It maintains one connection for every pair of servers. The tricky part is to guarantee that there is exactly one connection for every pair of servers that are operating correctly and that can communicate over the network. If two servers try to start a connection concurrently, then the connection manager uses a very simple tie-breaking mechanism to decide which connection to drop based on the IP addressed of the two parties.
For every peer, the manager maintains a queue of messages to send.

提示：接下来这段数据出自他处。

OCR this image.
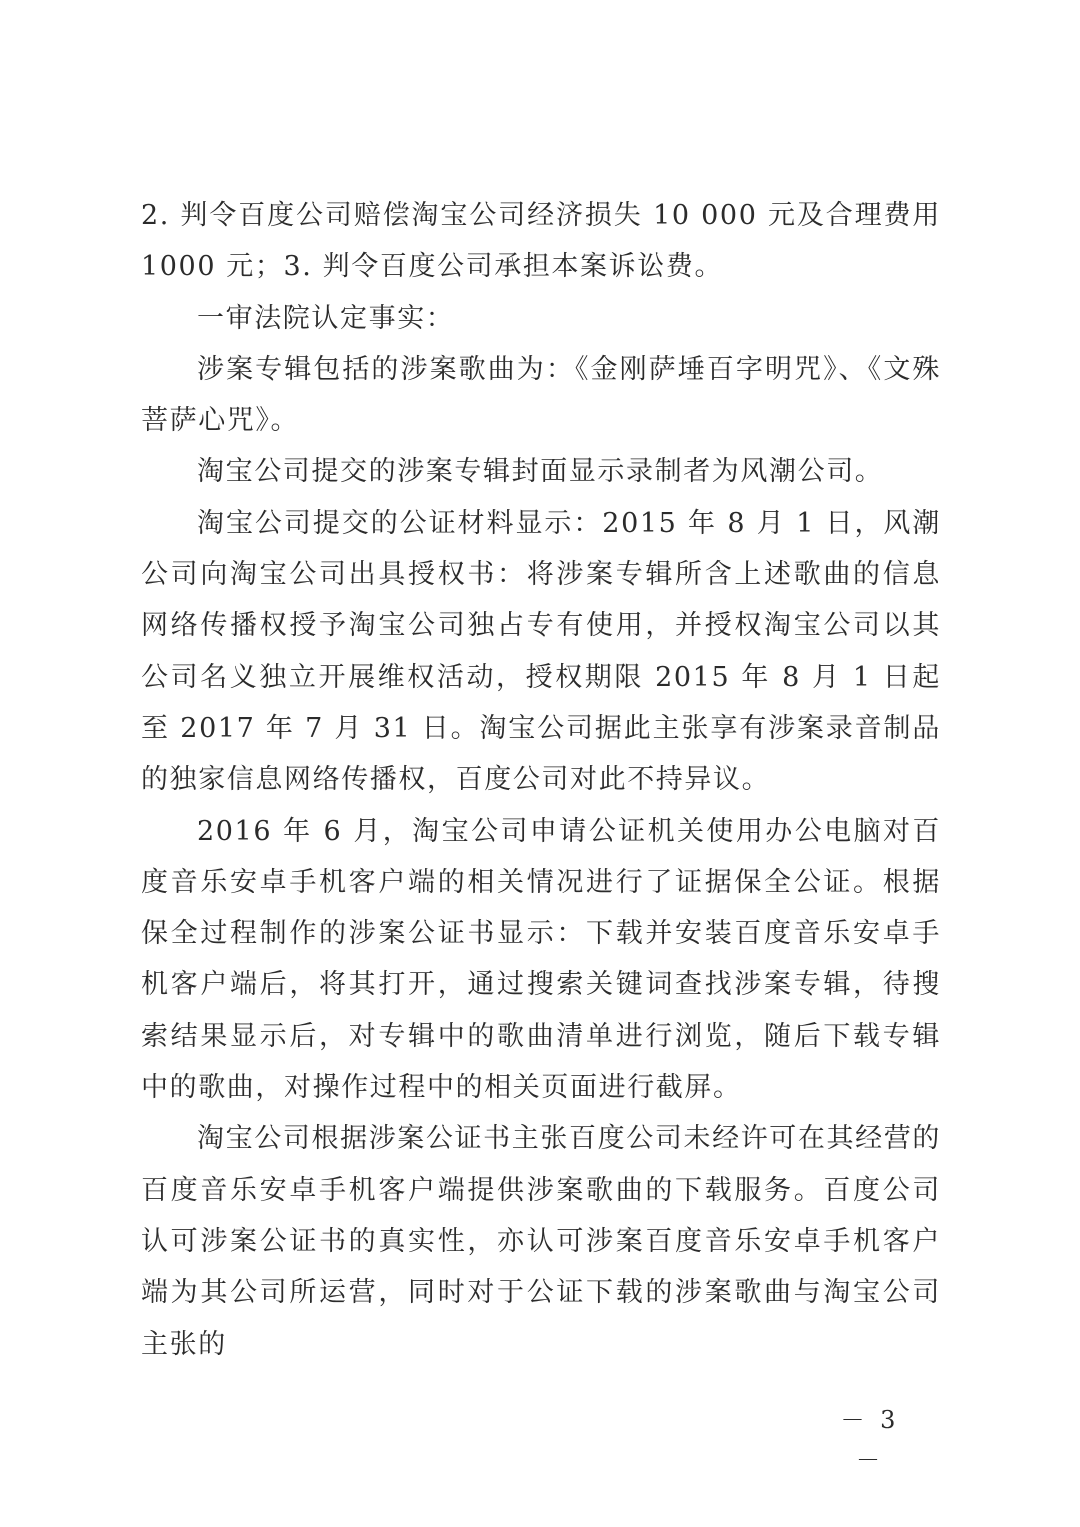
2. 判令百度公司赔偿淘宝公司经济损失 10 000 元及合理费用 1000 元；3. 判令百度公司承担本案诉讼费。

一审法院认定事实：

涉案专辑包括的涉案歌曲为：《金刚萨埵百字明咒》、《文殊菩萨心咒》。

淘宝公司提交的涉案专辑封面显示录制者为风潮公司。

淘宝公司提交的公证材料显示：2015 年 8 月 1 日，风潮公司向淘宝公司出具授权书：将涉案专辑所含上述歌曲的信息网络传播权授予淘宝公司独占专有使用，并授权淘宝公司以其公司名义独立开展维权活动，授权期限 2015 年 8 月 1 日起至 2017 年 7 月 31 日。淘宝公司据此主张享有涉案录音制品的独家信息网络传播权，百度公司对此不持异议。

2016 年 6 月，淘宝公司申请公证机关使用办公电脑对百度音乐安卓手机客户端的相关情况进行了证据保全公证。根据保全过程制作的涉案公证书显示：下载并安装百度音乐安卓手机客户端后，将其打开，通过搜索关键词查找涉案专辑，待搜索结果显示后，对专辑中的歌曲清单进行浏览，随后下载专辑中的歌曲，对操作过程中的相关页面进行截屏。

淘宝公司根据涉案公证书主张百度公司未经许可在其经营的百度音乐安卓手机客户端提供涉案歌曲的下载服务。百度公司认可涉案公证书的真实性，亦认可涉案百度音乐安卓手机客户端为其公司所运营，同时对于公证下载的涉案歌曲与淘宝公司主张的

－ 3 －
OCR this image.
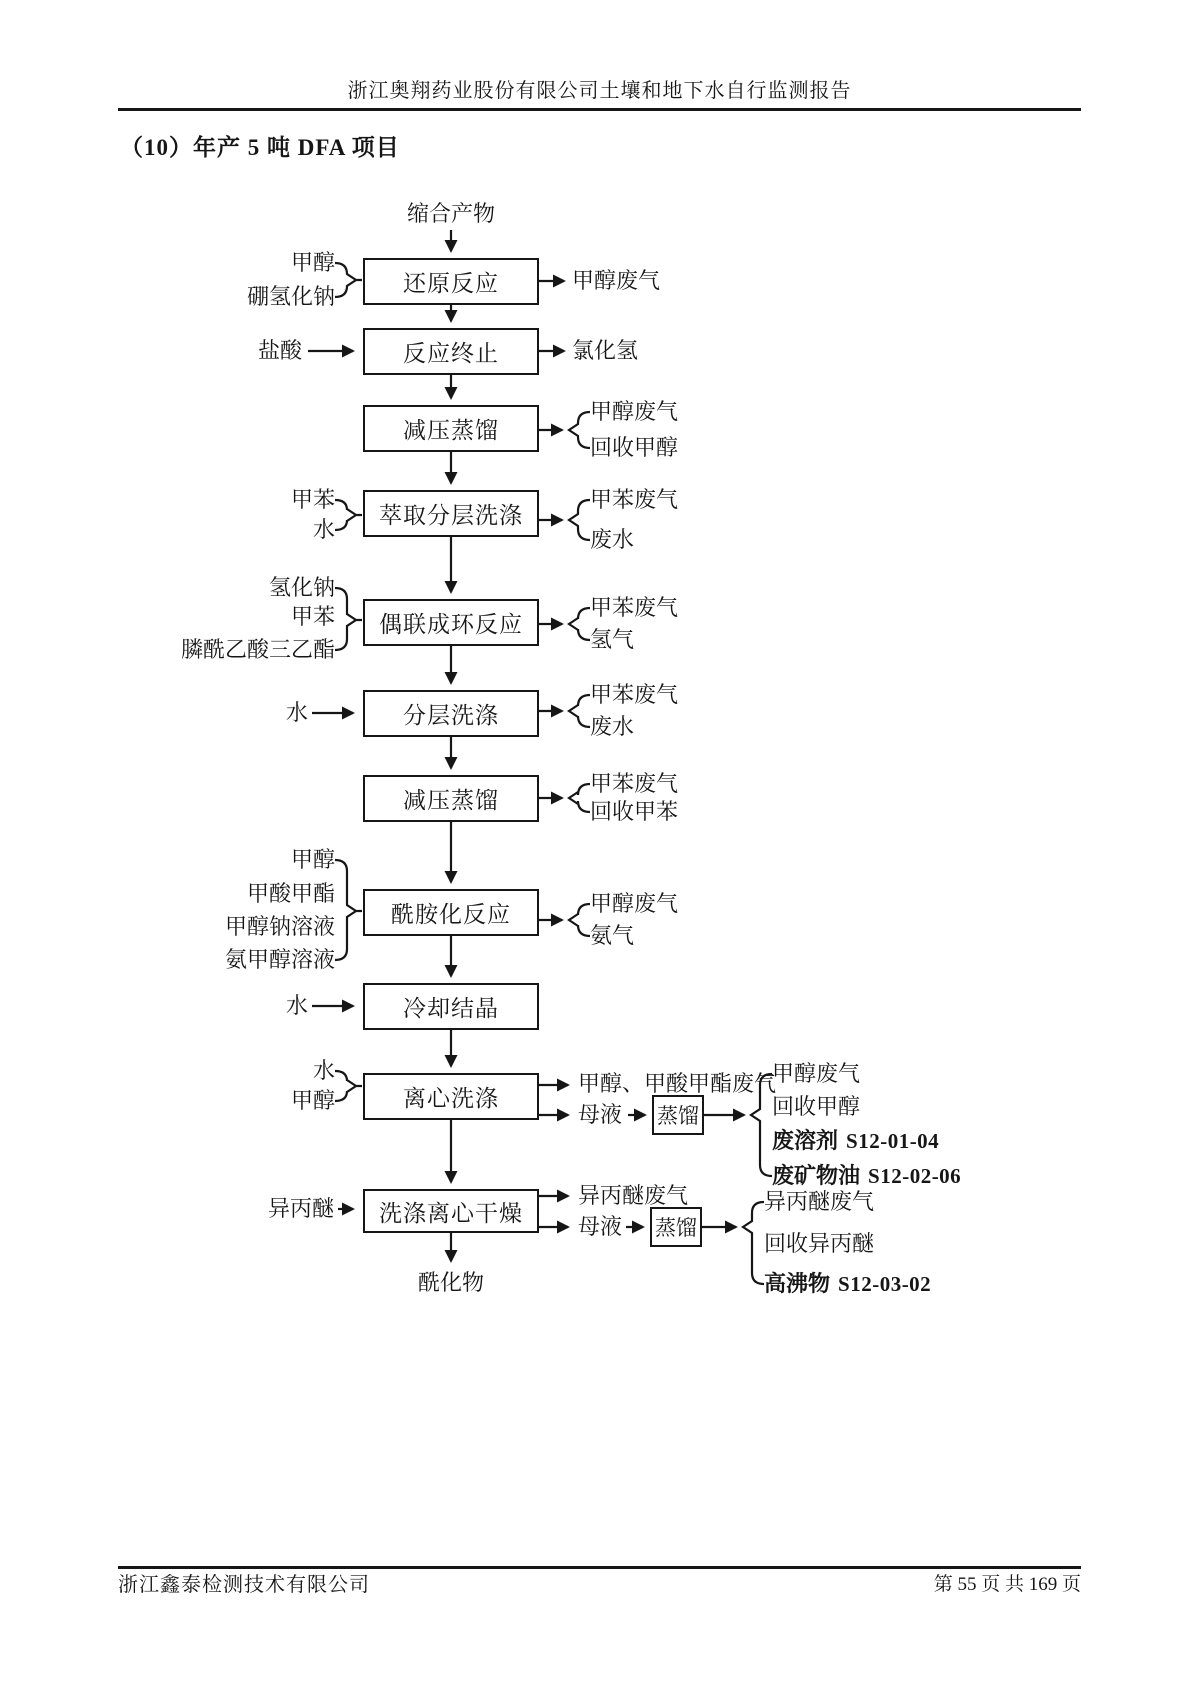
浙江奥翔药业股份有限公司土壤和地下水自行监测报告
（10）年产 5 吨 DFA 项目
缩合产物
酰化物
还原反应
反应终止
减压蒸馏
萃取分层洗涤
偶联成环反应
分层洗涤
减压蒸馏
酰胺化反应
冷却结晶
离心洗涤
洗涤离心干燥
蒸馏
蒸馏
甲醇
硼氢化钠
盐酸
甲苯
水
氢化钠
甲苯
膦酰乙酸三乙酯
水
甲醇
甲酸甲酯
甲醇钠溶液
氨甲醇溶液
水
水
甲醇
异丙醚
甲醇废气
氯化氢
甲醇废气
回收甲醇
甲苯废气
废水
甲苯废气
氢气
甲苯废气
废水
甲苯废气
回收甲苯
甲醇废气
氨气
甲醇、甲酸甲酯废气
母液
甲醇废气
回收甲醇
废溶剂 S12-01-04
废矿物油 S12-02-06
异丙醚废气
母液
异丙醚废气
回收异丙醚
高沸物 S12-03-02
浙江鑫泰检测技术有限公司	第 55 页 共 169 页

If the connection to any particular peer drops, then the sender thread puts the message back on the list. As this implementation currently uses a queue implementation to maintain messages to send to another peer, we add the message to the tail of the queue, thus changing the order of messages. Although this is not a problem for the leader election, it could be a problem when consolidating peer communication. This is to be verified, though.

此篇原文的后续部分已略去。